Он стонет слова, но стонет их ясно, веско,
и ни один его член не двигается.
Он лежит поперек, руки вдоль туловища, как мертвая птица с прижатыми крыльями,
но где мы.
Я опускаюсь на корточки.
Кожа затылка похожа на раздавленную свеклу.
От него не пахнет.

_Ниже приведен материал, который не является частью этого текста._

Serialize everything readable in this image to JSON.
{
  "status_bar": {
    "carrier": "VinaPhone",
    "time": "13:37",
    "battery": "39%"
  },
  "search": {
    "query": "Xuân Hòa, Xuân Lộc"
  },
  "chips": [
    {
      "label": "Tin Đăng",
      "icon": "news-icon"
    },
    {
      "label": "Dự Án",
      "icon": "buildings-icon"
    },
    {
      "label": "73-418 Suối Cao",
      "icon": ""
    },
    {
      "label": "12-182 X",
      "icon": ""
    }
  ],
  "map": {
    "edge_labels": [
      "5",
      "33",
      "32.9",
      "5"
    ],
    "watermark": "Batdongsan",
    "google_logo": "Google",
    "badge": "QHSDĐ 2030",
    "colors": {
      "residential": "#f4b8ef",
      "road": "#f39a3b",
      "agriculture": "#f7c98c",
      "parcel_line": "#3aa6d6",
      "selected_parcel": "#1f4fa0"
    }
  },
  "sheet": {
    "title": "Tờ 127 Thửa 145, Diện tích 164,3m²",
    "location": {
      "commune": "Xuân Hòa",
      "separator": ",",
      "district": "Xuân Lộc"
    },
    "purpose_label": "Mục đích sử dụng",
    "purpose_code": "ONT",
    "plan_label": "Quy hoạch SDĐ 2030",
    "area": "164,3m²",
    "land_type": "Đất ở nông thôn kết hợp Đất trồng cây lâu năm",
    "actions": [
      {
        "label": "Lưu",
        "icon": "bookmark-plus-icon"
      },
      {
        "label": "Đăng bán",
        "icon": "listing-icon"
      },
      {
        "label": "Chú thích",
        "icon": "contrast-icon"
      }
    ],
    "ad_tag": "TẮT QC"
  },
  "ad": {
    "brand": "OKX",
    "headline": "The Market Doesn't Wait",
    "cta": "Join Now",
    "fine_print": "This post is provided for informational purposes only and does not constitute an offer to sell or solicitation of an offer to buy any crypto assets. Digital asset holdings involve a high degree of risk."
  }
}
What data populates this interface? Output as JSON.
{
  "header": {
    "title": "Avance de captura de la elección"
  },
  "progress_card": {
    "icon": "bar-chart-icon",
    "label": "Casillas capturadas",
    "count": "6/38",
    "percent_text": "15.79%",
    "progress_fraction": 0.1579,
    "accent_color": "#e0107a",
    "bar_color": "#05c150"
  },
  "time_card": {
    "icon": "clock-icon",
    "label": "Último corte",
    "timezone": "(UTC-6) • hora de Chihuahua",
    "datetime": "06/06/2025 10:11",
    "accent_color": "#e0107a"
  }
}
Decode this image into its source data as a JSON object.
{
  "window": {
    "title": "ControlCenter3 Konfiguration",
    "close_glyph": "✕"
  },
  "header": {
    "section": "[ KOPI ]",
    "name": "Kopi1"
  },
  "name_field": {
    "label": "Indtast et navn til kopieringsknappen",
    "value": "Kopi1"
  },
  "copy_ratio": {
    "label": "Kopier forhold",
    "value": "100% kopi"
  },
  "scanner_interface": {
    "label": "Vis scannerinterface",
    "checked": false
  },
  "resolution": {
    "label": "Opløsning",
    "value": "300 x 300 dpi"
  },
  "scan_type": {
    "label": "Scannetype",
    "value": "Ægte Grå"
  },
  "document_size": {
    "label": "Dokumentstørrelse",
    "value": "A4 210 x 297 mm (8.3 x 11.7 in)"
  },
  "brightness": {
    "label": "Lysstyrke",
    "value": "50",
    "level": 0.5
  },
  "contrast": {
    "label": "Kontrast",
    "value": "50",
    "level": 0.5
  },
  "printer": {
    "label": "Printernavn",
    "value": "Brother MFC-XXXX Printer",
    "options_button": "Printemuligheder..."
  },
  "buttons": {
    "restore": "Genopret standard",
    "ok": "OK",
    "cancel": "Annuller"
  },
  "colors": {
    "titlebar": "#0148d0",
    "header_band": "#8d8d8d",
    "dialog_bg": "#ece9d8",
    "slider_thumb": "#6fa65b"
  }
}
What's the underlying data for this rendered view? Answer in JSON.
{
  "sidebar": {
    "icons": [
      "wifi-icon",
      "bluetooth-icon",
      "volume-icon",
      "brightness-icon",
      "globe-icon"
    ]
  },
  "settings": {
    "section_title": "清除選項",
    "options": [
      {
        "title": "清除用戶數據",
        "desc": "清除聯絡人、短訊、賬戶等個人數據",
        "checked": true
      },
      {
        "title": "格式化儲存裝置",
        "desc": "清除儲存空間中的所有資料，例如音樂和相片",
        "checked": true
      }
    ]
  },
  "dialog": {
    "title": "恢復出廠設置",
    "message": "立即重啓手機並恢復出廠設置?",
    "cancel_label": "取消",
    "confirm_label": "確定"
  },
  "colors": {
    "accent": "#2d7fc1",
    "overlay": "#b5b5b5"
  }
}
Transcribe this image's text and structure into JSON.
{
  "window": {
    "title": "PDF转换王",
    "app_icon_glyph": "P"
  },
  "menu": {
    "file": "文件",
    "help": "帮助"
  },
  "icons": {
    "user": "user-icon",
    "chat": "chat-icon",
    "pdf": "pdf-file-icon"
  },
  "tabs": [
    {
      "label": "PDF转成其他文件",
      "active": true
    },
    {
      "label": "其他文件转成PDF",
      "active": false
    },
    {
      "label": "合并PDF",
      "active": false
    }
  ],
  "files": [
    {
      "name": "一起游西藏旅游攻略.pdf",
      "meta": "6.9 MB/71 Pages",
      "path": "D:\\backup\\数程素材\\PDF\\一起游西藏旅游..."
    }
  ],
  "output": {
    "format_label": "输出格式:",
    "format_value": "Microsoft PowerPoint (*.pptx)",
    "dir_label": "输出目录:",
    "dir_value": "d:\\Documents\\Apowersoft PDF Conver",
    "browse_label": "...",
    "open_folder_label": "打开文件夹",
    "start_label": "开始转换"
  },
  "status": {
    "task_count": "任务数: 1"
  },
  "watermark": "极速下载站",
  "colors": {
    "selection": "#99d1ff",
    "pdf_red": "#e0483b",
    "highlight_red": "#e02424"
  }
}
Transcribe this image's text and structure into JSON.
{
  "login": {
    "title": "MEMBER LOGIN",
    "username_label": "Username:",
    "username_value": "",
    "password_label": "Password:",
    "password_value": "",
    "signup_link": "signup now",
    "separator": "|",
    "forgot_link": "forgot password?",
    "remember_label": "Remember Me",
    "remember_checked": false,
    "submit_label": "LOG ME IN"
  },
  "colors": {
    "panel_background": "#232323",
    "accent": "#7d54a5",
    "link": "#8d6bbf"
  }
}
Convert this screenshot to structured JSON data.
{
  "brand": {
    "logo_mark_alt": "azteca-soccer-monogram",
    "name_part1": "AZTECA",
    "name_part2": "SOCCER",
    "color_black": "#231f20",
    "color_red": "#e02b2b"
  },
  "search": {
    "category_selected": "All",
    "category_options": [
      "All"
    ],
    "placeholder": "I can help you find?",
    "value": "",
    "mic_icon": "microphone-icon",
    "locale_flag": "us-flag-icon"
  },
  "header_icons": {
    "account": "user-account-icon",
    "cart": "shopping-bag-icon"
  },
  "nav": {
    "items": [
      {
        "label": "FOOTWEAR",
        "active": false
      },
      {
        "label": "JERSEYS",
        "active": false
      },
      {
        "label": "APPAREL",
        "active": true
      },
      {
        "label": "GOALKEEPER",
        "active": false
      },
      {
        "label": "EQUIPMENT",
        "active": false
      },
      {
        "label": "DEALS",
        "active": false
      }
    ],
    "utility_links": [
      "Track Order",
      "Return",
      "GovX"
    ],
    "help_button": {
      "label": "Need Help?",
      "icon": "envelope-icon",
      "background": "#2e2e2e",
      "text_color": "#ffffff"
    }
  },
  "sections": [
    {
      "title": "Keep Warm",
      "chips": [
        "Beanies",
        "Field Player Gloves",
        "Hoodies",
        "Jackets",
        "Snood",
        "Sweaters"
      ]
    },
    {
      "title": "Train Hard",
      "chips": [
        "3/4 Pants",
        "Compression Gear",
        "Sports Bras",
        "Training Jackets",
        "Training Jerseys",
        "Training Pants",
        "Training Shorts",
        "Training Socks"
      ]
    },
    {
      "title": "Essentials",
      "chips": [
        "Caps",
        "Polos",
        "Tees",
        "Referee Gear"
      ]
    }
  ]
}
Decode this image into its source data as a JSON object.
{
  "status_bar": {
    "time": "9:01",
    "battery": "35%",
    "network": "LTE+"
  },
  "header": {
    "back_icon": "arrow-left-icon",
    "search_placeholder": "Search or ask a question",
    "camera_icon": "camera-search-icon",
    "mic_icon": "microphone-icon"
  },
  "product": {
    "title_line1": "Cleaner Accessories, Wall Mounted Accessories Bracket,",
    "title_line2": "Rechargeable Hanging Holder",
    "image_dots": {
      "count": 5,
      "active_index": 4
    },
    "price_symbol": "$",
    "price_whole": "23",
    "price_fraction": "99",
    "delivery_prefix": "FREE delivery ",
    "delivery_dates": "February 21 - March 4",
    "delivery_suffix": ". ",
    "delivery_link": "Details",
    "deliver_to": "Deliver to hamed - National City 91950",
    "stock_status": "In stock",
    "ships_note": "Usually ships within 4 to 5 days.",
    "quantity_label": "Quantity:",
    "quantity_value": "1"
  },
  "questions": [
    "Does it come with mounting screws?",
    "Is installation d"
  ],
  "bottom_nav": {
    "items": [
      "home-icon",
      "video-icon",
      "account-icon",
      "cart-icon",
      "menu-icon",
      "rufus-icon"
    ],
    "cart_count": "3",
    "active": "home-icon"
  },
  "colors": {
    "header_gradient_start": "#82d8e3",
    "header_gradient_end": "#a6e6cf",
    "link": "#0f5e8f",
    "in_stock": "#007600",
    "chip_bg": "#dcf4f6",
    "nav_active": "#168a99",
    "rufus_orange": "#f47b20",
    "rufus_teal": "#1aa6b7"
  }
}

Только дымом сжигаемых листьев.
Я дотрагиваюсь до кожи и слышу, как выходит последняя строчка.
Ветер уносит один обугленный лист, под ноги падает искра и успевает докричать,
потом гаснет.
4
На Комсомольском проспекте мужчина спросил, где тут мост через реку,
а когда я показала, спросил, как меня зовут.
Машинально я всегда называю себя, но тут почему-то сказала
Таня.
И вдруг сама поверила, что я – Таня,
и стала ею,
и защемило от легкости, точно весна,
и все стало доверчиво-тонким.
И я, Таня, шла к Новодевичьему,
а тот мужчина, который спросил, как меня зовут, не пошел за мной и ни слова больше не произнес, только стоял и смотрел мне вслед, будто тоже радовался, что я – Таня.
А у самых монастырских ворот девушка попросила сфотографировать ее,
так, чтобы вошла «башенка», и подняла глаза на надвратную церковь.
Я сфотографировала с корточек, но надвратная церковь все равно не поместилась в кадр.
5
Он бежит точно посередине трассы.
Огненный летний вечер.
На нем блекло-зеленая рубашка в цветочек, расстегнутая и завязанная узлом, тропически пылающая на просвет.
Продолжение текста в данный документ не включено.